Born to be a Breadwinner?
In today's NY Times M.P. Dunleavey worries about being the sole earner in her household.
So when my husband asked me the other day, “Did your concept of ‘equality’ ever include supporting the family?” I had to admit that my answer was no.
She admits to being afraid that she'll be the primary wage-earner forever, occasionally wishing that her husband earned a good living, and "chest-tightening" pressure when it comes to bills and life insurance. Certainly that last one is understandable - having primary responsibility for supporting a family is a high-pressure role, regardless of gender. But I wonder how many women out there would agree with Ms. Dunleavey that their concept of equality hadn't included supporting a family. Maybe it's a generational thing? It is entirely possible that I'm just a freak, but I have always planned on being the primary (if not sole) breadwinner in my potential future family. I do one day hope to grow up, get married, and have kids. And I hope he has a flexible enough job, or no job, to be the primary stay-at-home parent. I know those particular details may be a pipe dream, but my grown-up fantasies have always included me paying the bills. In fact, back when I was dating Dan, and thought he was The One, my future fantasy of the two of us was me working at some government or consulting gig and him drawing comic books and designing video games, mostly from home. Then again, part of what ended up not working about us was his insecurity about our respective 'status.' Even if he could believe that I was happy, and I could believe that he was happy, friends and strangers alike seemed unable to suspend their disbelief, or to keep their mouths shut (more than one person said, to my face, that I could 'do better.' What's that even mean??). So perhaps being personally prepared to be the breadwinner, or not, as the case may be, isn't enough. Perhaps one needs some extra innoculation against the inevitable societal pressure to fulfill one or the other role.

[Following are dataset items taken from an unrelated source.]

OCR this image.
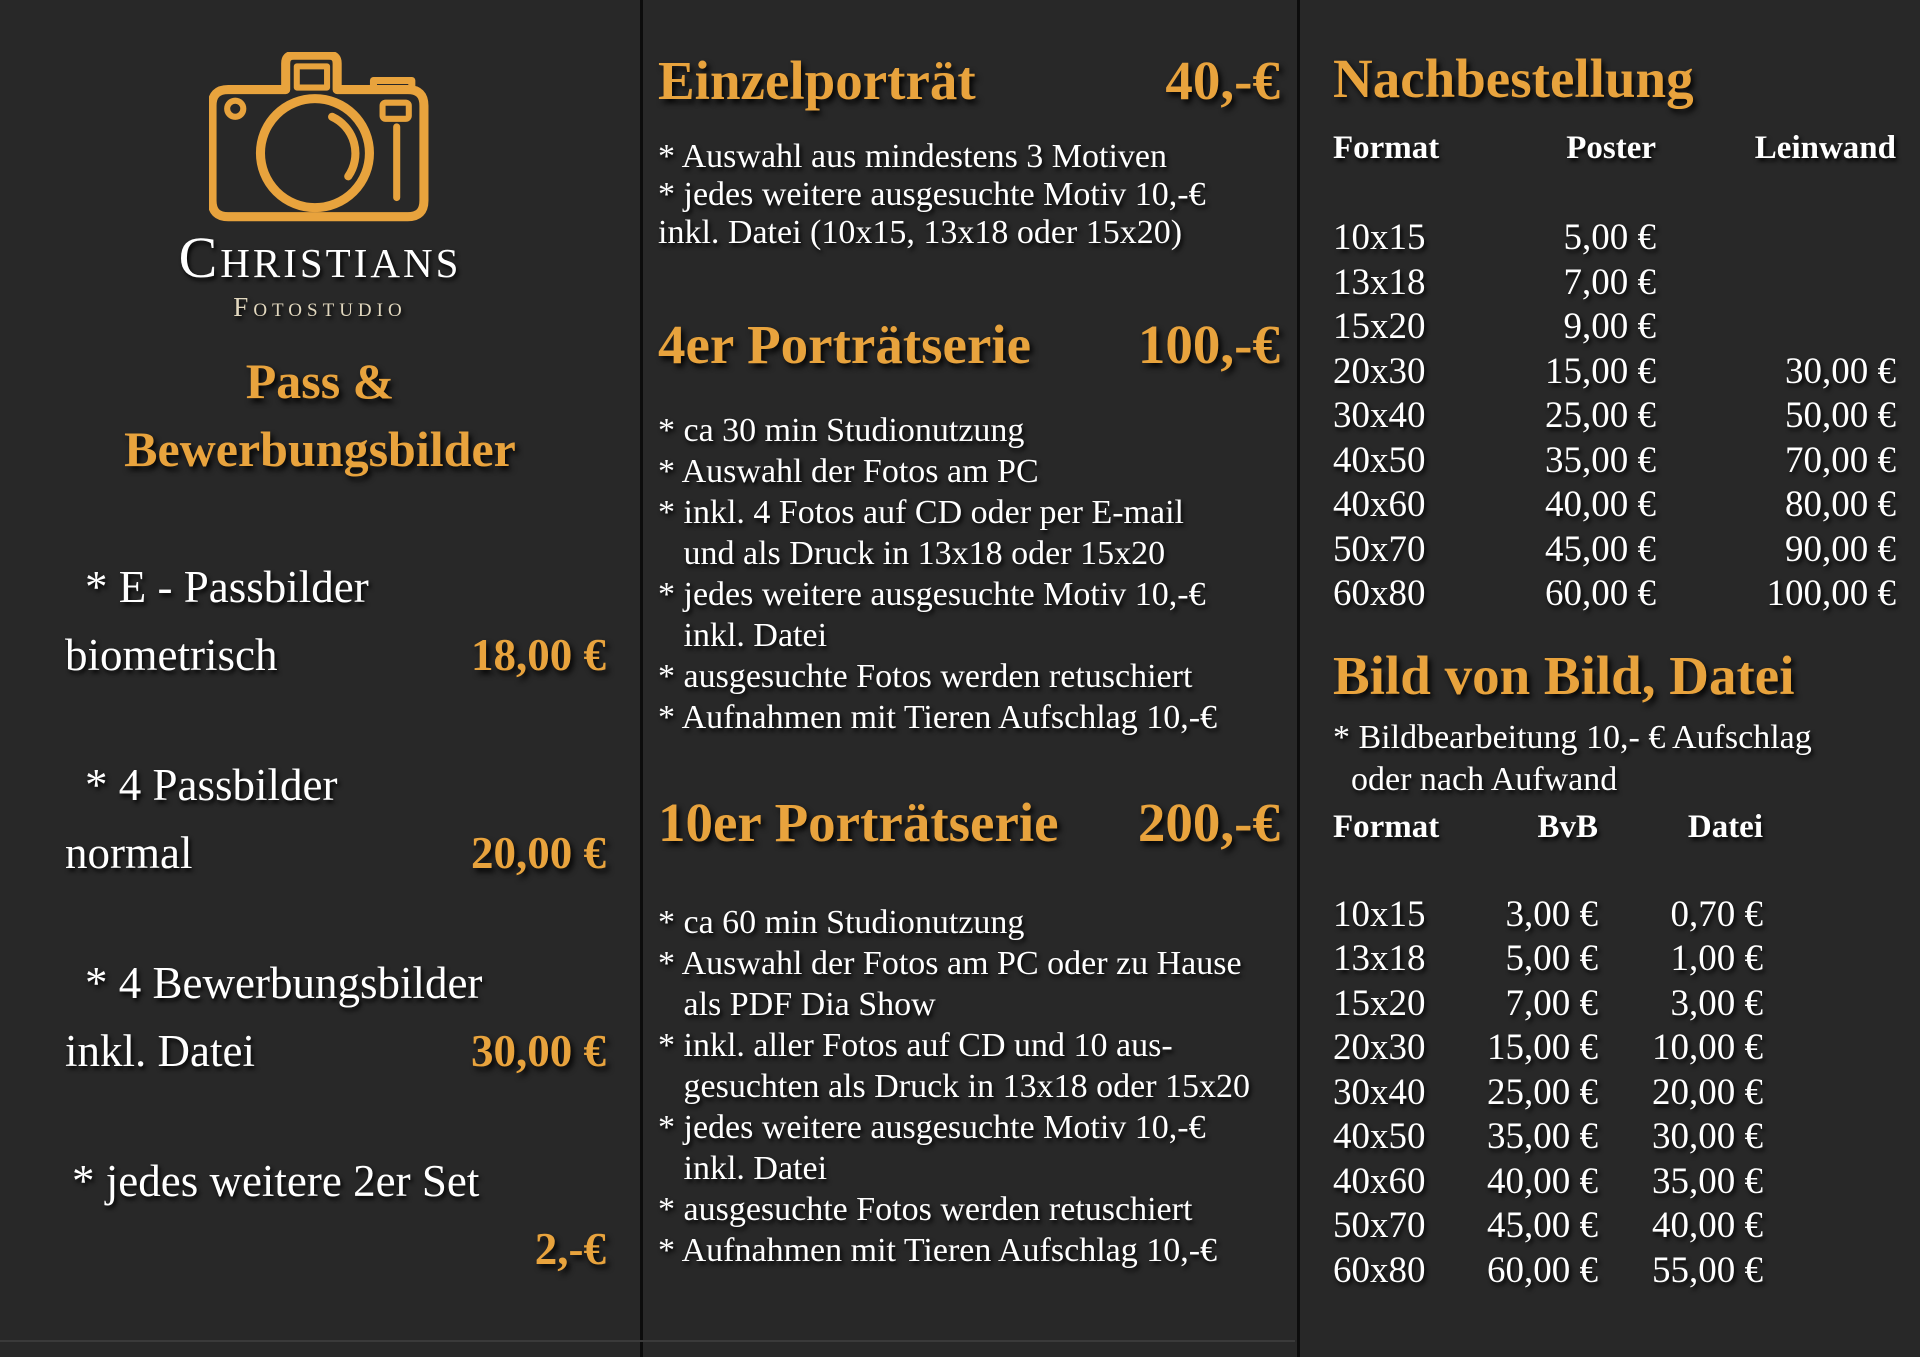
Christians
Fotostudio
Pass &
Bewerbungsbilder
* E - Passbilder
biometrisch	18,00 €
* 4 Passbilder
normal	20,00 €
* 4 Bewerbungsbilder
inkl. Datei	30,00 €
* jedes weitere 2er Set
2,-€
Einzelporträt	40,-€
* Auswahl aus mindestens 3 Motiven
* jedes weitere ausgesuchte Motiv 10,-€
inkl. Datei (10x15, 13x18 oder 15x20)
4er Porträtserie 100,-€
* ca 30 min Studionutzung
* Auswahl der Fotos am PC
* inkl. 4 Fotos auf CD oder per E-mail
und als Druck in 13x18 oder 15x20
* jedes weitere ausgesuchte Motiv 10,-€
inkl. Datei
* ausgesuchte Fotos werden retuschiert
* Aufnahmen mit Tieren Aufschlag 10,-€
10er Porträtserie 200,-€
* ca 60 min Studionutzung
* Auswahl der Fotos am PC oder zu Hause
als PDF Dia Show
* inkl. aller Fotos auf CD und 10 aus-
gesuchten als Druck in 13x18 oder 15x20
* jedes weitere ausgesuchte Motiv 10,-€
inkl. Datei
* ausgesuchte Fotos werden retuschiert
* Aufnahmen mit Tieren Aufschlag 10,-€
Nachbestellung
Format	Poster	Leinwand
10x15	5,00 €
13x18	7,00 €
15x20	9,00 €
20x30	15,00 €	30,00 €
30x40	25,00 €	50,00 €
40x50	35,00 €	70,00 €
40x60	40,00 €	80,00 €
50x70	45,00 €	90,00 €
60x80	60,00 €	100,00 €
Bild von Bild, Datei
* Bildbearbeitung 10,- € Aufschlag
oder nach Aufwand
Format	BvB	Datei
10x15	3,00 €	0,70 €
13x18	5,00 €	1,00 €
15x20	7,00 €	3,00 €
20x30	15,00 €	10,00 €
30x40	25,00 €	20,00 €
40x50	35,00 €	30,00 €
40x60	40,00 €	35,00 €
50x70	45,00 €	40,00 €
60x80	60,00 €	55,00 €
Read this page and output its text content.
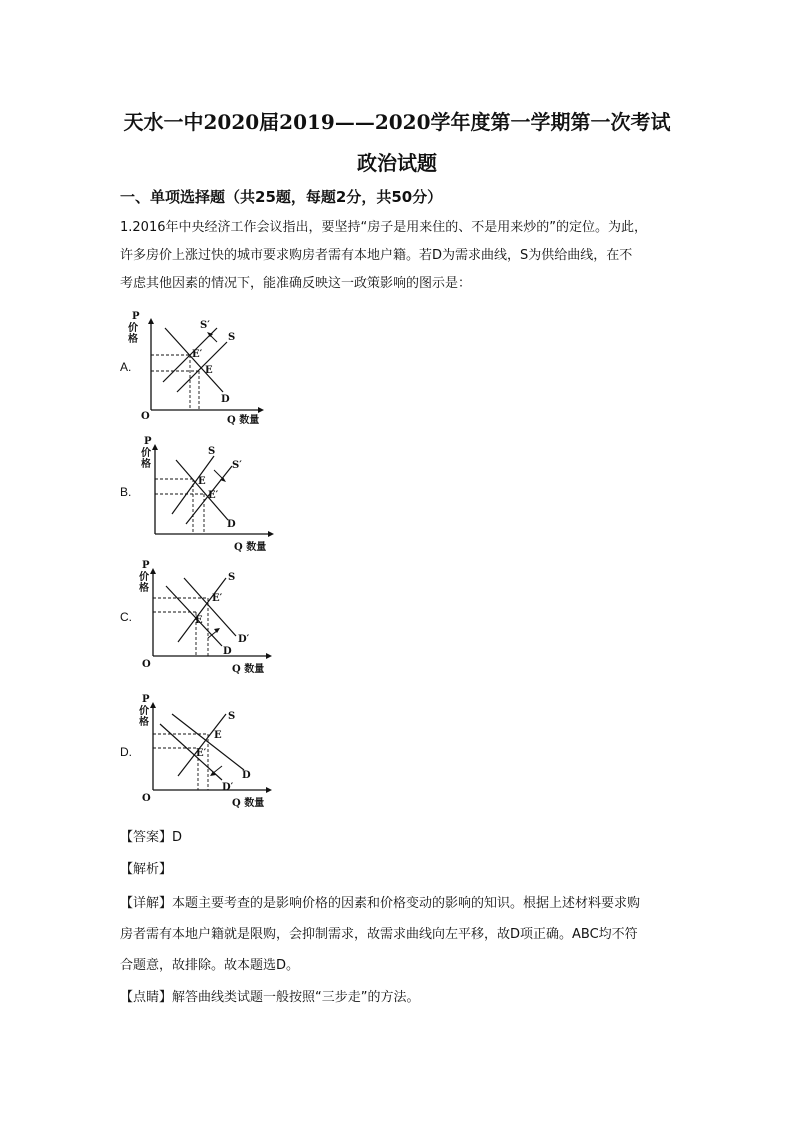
天水一中2020届2019——2020学年度第一学期第一次考试
政治试题
一、单项选择题（共25题，每题2分，共50分）
1.2016年中央经济工作会议指出，要坚持“房子是用来住的、不是用来炒的”的定位。为此，
许多房价上涨过快的城市要求购房者需有本地户籍。若D为需求曲线，S为供给曲线，在不
考虑其他因素的情况下，能准确反映这一政策影响的图示是：
A.
P
价
格
O	Q 数量
S′
S
D
E′
E
B.
P
价
格
Q 数量
S
S′
D
E
E′
C.
P
价
格
O	Q 数量
S
D′
D
E′
E
D.
P
价
格
O	Q 数量
S
D
D′
E
E′
【答案】D
【解析】
【详解】本题主要考查的是影响价格的因素和价格变动的影响的知识。根据上述材料要求购
房者需有本地户籍就是限购，会抑制需求，故需求曲线向左平移，故D项正确。ABC均不符
合题意，故排除。故本题选D。
【点睛】解答曲线类试题一般按照“三步走”的方法。
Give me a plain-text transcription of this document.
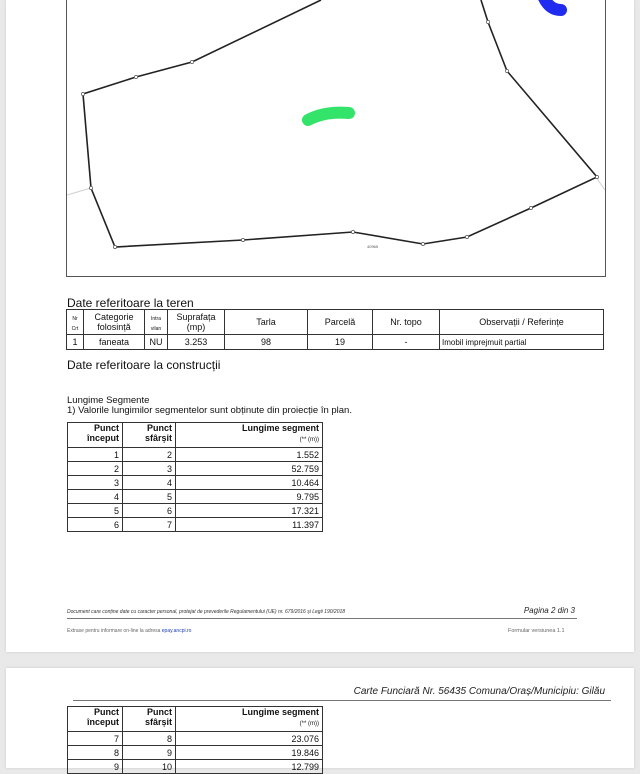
40965
Date referitoare la teren
Nr Crt	Categorie folosință	Intra vilan	Suprafața (mp)	Tarla	Parcelă	Nr. topo	Observații / Referințe
1	faneata	NU	3.253	98	19	-	Imobil imprejmuit partial
Date referitoare la construcții
Lungime Segmente
1) Valorile lungimilor segmentelor sunt obținute din proiecție în plan.
Punct început	Punct sfârșit	Lungime segment
(** (m))
1	2	1.552
2	3	52.759
3	4	10.464
4	5	9.795
5	6	17.321
6	7	11.397
Document care conține date cu caracter personal, protejat de prevederile Regulamentului (UE) nr. 679/2016 și Legii 190/2018	Pagina 2 din 3
Extrase pentru informare on-line la adresa epay.ancpi.ro	Formular versiunea 1.1
Carte Funciară Nr. 56435 Comuna/Oraș/Municipiu: Gilău
Punct început	Punct sfârșit	Lungime segment
(** (m))
7	8	23.076
8	9	19.846
9	10	12.799
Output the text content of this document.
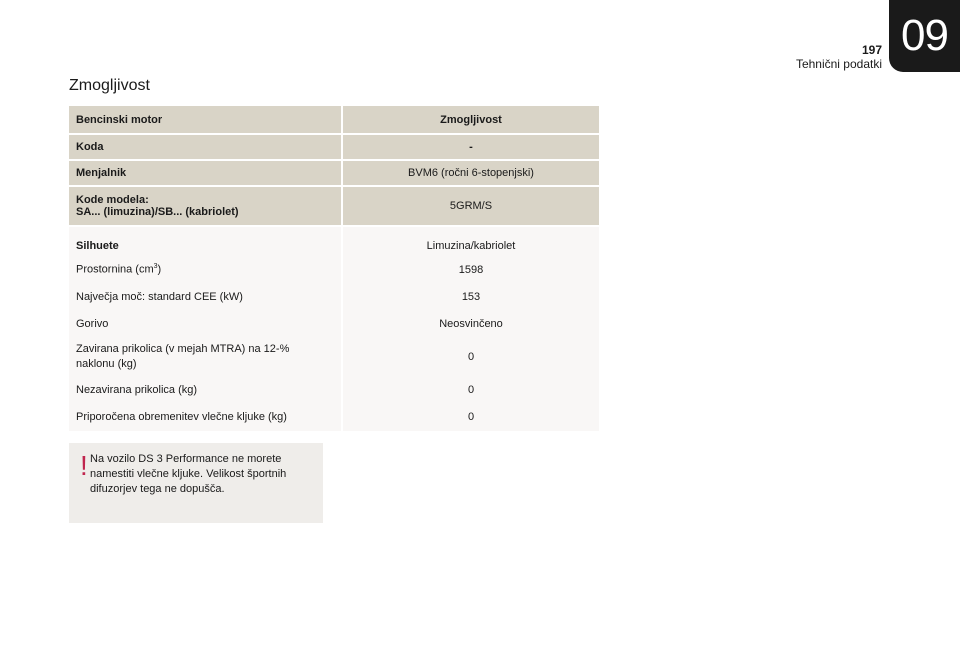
09
197
Tehnični podatki
Zmogljivost
Bencinski motor	Zmogljivost
Koda	-
Menjalnik	BVM6 (ročni 6-stopenjski)

Kode modela:
SA... (limuzina)/SB... (kabriolet)	5GRM/S
Silhuete	Limuzina/kabriolet
Prostornina $(cm^3)$	1598
Največja moč: standard CEE (kW)	153
Gorivo	Neosvinčeno

Zavirana prikolica (v mejah MTRA) na 12-%
naklonu (kg)	0
Nezavirana prikolica (kg)	0
Priporočena obremenitev vlečne kljuke (kg)	0
! Na vozilo DS 3 Performance ne morete
namestiti vlečne kljuke. Velikost športnih
difuzorjev tega ne dopušča.
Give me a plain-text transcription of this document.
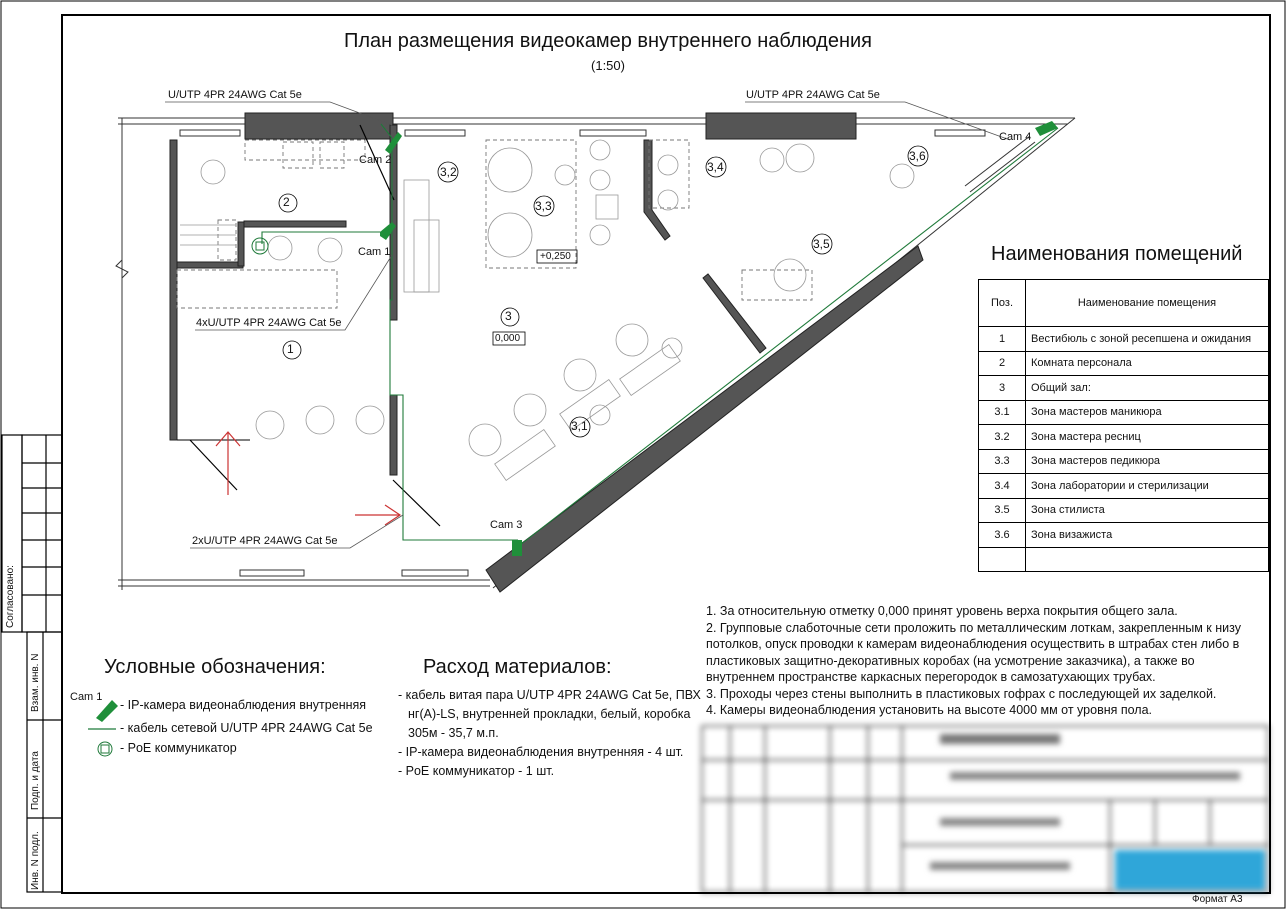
План размещения видеокамер внутреннего наблюдения
(1:50)
U/UTP 4PR 24AWG Cat 5e	U/UTP 4PR 24AWG Cat 5e
4xU/UTP 4PR 24AWG Cat 5e
2xU/UTP 4PR 24AWG Cat 5e
Cam 1
Cam 2
Cam 3
Cam 4
2
1
3
3,1
3,2
3,3
3,4
3,5
3,6
0,000
+0,250	Наименования помещений
Поз.	Наименование помещения
1	Вестибюль с зоной ресепшена и ожидания
2	Комната персонала
3	Общий зал:
3.1	Зона мастеров маникюра
3.2	Зона мастера ресниц
3.3	Зона мастеров педикюра
3.4	Зона лаборатории и стерилизации
3.5	Зона стилиста
3.6	Зона визажиста

1. За относительную отметку 0,000 принят уровень верха покрытия общего зала.
2. Групповые слаботочные сети проложить по металлическим лоткам, закрепленным к низу потолков, опуск проводки к камерам видеонаблюдения осуществить в штрабах стен либо в пластиковых защитно-декоративных коробах (на усмотрение заказчика), а также во внутреннем пространстве каркасных перегородок в самозатухающих трубах.
3. Проходы через стены выполнить в пластиковых гофрах с последующей их заделкой.
4. Камеры видеонаблюдения установить на высоте 4000 мм от уровня пола.
Условные обозначения:
Cam 1
- IP-камера видеонаблюдения внутренняя
- кабель сетевой U/UTP 4PR 24AWG Cat 5e
- PoE коммуникатор
Расход материалов:
- кабель витая пара U/UTP 4PR 24AWG Cat 5e, ПВХ нг(А)-LS, внутренней прокладки, белый, коробка 305м - 35,7 м.п.
- IP-камера видеонаблюдения внутренняя - 4 шт.
- PoE коммуникатор - 1 шт.
Согласовано:
Взам. инв. N
Подп. и дата
Инв. N подл.
Формат А3
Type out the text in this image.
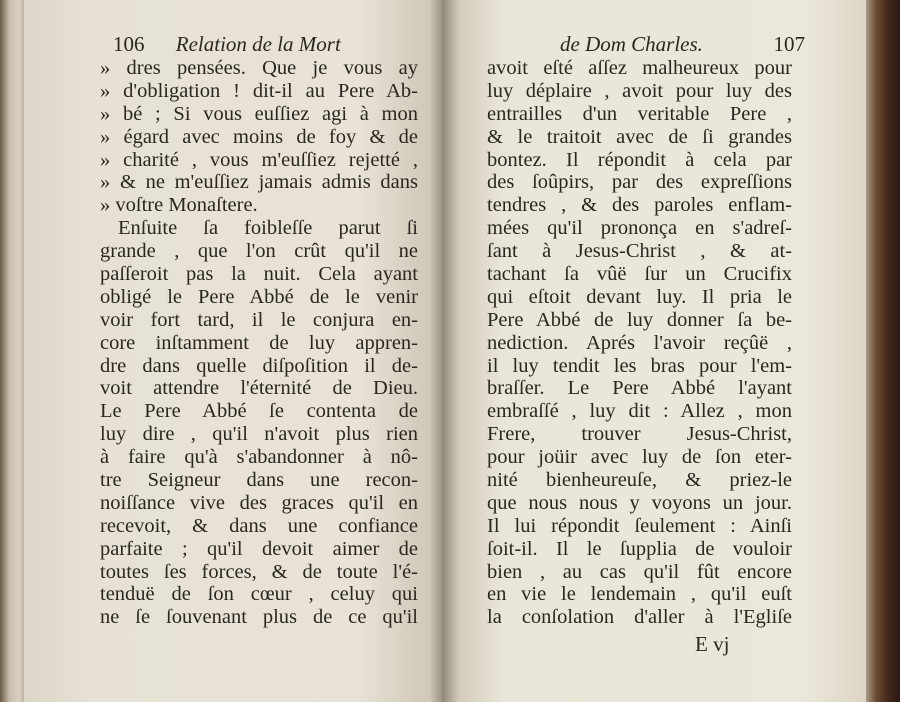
106 Relation de la Mort	de Dom Charles.	107
» dres pensées. Que je vous ay
» d'obligation ! dit-il au Pere Ab-
» bé ; Si vous euſſiez agi à mon
» égard avec moins de foy & de
» charité , vous m'euſſiez rejetté ,
» & ne m'euſſiez jamais admis dans
» voſtre Monaſtere.
Enſuite ſa foibleſſe parut ſi
grande , que l'on crût qu'il ne
paſſeroit pas la nuit. Cela ayant
obligé le Pere Abbé de le venir
voir fort tard, il le conjura en-
core inſtamment de luy appren-
dre dans quelle diſpoſition il de-
voit attendre l'éternité de Dieu.
Le Pere Abbé ſe contenta de
luy dire , qu'il n'avoit plus rien
à faire qu'à s'abandonner à nô-
tre Seigneur dans une recon-
noiſſance vive des graces qu'il en
recevoit, & dans une confiance
parfaite ; qu'il devoit aimer de
toutes ſes forces, & de toute l'é-
tenduë de ſon cœur , celuy qui
ne ſe ſouvenant plus de ce qu'il
avoit eſté aſſez malheureux pour
luy déplaire , avoit pour luy des
entrailles d'un veritable Pere ,
& le traitoit avec de ſi grandes
bontez. Il répondit à cela par
des ſoûpirs, par des expreſſions
tendres , & des paroles enflam-
mées qu'il prononça en s'adreſ-
ſant à Jesus-Christ , & at-
tachant ſa vûë ſur un Crucifix
qui eſtoit devant luy. Il pria le
Pere Abbé de luy donner ſa be-
nediction. Aprés l'avoir reçûë ,
il luy tendit les bras pour l'em-
braſſer. Le Pere Abbé l'ayant
embraſſé , luy dit : Allez , mon
Frere, trouver Jesus-Christ,
pour joüir avec luy de ſon eter-
nité bienheureuſe, & priez-le
que nous nous y voyons un jour.
Il lui répondit ſeulement : Ainſi
ſoit-il. Il le ſupplia de vouloir
bien , au cas qu'il fût encore
en vie le lendemain , qu'il euſt
la conſolation d'aller à l'Egliſe
E vj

Here's a hypothesis, with absolutely no data to back it up. I wonder if this will turn out to be a generational thing. I wonder if since more of us are waiting longer to get married, and are spending more of our early adult years living alone or with non-intimate roommates, if that will better prepare us for more flexible roles in a marriage? Yes, of course, being responsible for a family is different from taking care of yourself (AWB always said she cooked way better for PC and I than she ever did for just herself) but it seems if you've spent a decade or more taking care of your own bills and insurance and running your own personal one-man/woman household, then perhaps it doesn't seem so far-fetched for either gender to slide into more rationally distributed lists of responsibilties within the familial household? Isn't some sociologist somewhere working on this?